Click here to read full text of article

12. Maternal infection and cerebral palsy in infants of normal birth weight

CONTEXT: Exposure to maternal or placental infection is related to risk of preterm birth and, in premature infants, of brain lesions predictive of cerebral palsy (CP). Few studies have investigated whether maternal infection is associated with risk of CP in children of normal birth weight. OBJECTIVE: To investigate maternal infection during the admission for delivery as a possible risk factor for CP in infants born weighing 2500 g or more. DESIGN: Population-based case-control study. SETTING: All hospitals in 4 northern California counties, 1983 through 1985. PARTICIPANTS: A total of 46 children with disabling spastic CP who had no recognized prenatal brain lesions and 378 randomly selected control children weighing 2500 g or more at birth and surviving to age 3 years. MAIN OUTCOME MEASURES: Disabling spastic CP and signs of neonatal morbidity. RESULTS: Maternal fever exceeding 38 degrees C in labor was associated with increased risk of unexplained CP (odds ratio [OR], 9.3; 95% confidence interval [CI], 2.7-31.0), as was a clinical diagnosis of chorioamnionitis. One or more indicators of maternal infection were present in 2.9% of control children, 22% of children with CP (OR, 9.3; 95% CI, 3.7-23.0), and 37% of those with the spastic quadriplegic subtype of CP (OR, 19.0; 95% CI, 6.5-56.0). Newborns exposed to maternal infection, both cases and controls, had 5-minute Apgar scores below 6 more often than those unexposed. Among children with CP, those born to infected women were more often hypotensive, needed intubation, had neonatal seizures, and received a clinical diagnosis of hypoxic-ischemic encephalopathy. CONCLUSION: Intrauterine exposure to maternal infection was associated with a marked increase in risk of CP in infants of normal birth weight.
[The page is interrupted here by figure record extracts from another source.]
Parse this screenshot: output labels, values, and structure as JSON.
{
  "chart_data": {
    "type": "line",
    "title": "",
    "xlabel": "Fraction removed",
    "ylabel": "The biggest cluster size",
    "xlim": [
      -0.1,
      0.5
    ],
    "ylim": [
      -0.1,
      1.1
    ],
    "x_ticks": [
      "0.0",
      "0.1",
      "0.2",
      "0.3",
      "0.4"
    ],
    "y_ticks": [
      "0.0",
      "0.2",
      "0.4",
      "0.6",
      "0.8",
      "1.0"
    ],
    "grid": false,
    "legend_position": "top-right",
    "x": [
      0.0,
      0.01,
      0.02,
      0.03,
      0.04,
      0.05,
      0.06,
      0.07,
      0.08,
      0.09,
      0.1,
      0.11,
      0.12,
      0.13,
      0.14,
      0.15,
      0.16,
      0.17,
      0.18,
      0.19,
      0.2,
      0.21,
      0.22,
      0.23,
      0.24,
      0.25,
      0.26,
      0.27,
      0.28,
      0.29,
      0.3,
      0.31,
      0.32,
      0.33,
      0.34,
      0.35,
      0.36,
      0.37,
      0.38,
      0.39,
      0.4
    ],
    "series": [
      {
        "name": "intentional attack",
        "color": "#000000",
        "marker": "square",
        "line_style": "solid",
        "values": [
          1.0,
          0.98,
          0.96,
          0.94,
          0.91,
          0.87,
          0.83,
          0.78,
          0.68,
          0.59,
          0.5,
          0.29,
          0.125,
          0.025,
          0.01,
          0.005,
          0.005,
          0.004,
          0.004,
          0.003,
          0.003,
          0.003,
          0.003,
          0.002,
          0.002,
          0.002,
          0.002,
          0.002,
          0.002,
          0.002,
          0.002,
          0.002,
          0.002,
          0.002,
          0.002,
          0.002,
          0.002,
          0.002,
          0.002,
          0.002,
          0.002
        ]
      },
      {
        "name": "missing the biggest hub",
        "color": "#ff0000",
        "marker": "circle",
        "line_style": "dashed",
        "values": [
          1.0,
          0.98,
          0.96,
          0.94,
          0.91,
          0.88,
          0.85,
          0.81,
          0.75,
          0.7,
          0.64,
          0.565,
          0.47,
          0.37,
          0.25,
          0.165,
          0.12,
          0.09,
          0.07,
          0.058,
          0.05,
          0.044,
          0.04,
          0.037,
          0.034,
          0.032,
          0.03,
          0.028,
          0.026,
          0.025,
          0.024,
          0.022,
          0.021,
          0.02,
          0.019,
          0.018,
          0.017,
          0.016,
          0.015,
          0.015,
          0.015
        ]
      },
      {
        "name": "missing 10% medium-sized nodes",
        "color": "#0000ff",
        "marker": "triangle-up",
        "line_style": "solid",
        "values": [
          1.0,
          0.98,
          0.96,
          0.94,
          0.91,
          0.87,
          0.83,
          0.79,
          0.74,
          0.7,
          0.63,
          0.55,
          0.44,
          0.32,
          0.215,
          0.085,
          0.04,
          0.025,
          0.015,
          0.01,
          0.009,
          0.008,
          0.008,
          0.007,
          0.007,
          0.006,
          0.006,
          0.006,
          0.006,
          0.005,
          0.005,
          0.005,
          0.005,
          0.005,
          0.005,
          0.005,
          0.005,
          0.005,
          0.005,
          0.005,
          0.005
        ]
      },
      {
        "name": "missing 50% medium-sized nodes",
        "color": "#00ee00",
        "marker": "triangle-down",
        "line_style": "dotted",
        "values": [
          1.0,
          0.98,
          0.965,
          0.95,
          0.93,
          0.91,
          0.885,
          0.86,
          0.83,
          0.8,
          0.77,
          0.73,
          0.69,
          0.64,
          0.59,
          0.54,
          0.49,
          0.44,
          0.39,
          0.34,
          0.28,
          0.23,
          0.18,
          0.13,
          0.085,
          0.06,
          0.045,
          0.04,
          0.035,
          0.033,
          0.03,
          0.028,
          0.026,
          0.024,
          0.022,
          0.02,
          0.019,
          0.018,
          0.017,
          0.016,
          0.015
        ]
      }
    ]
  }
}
Maternal infection was also linked with low Apgar scores, other evidence of hypotension [corrected] and need for resuscitation, and neonatal seizures-signs commonly attributed to birth asphyxia.

[Grether, J. K. & Nelson, K. B. (1997). Maternal infection and cerebral palsy in infants of normal birth weight. JAMA: The Journal of the America Medical Association, 278(3), 207-11.]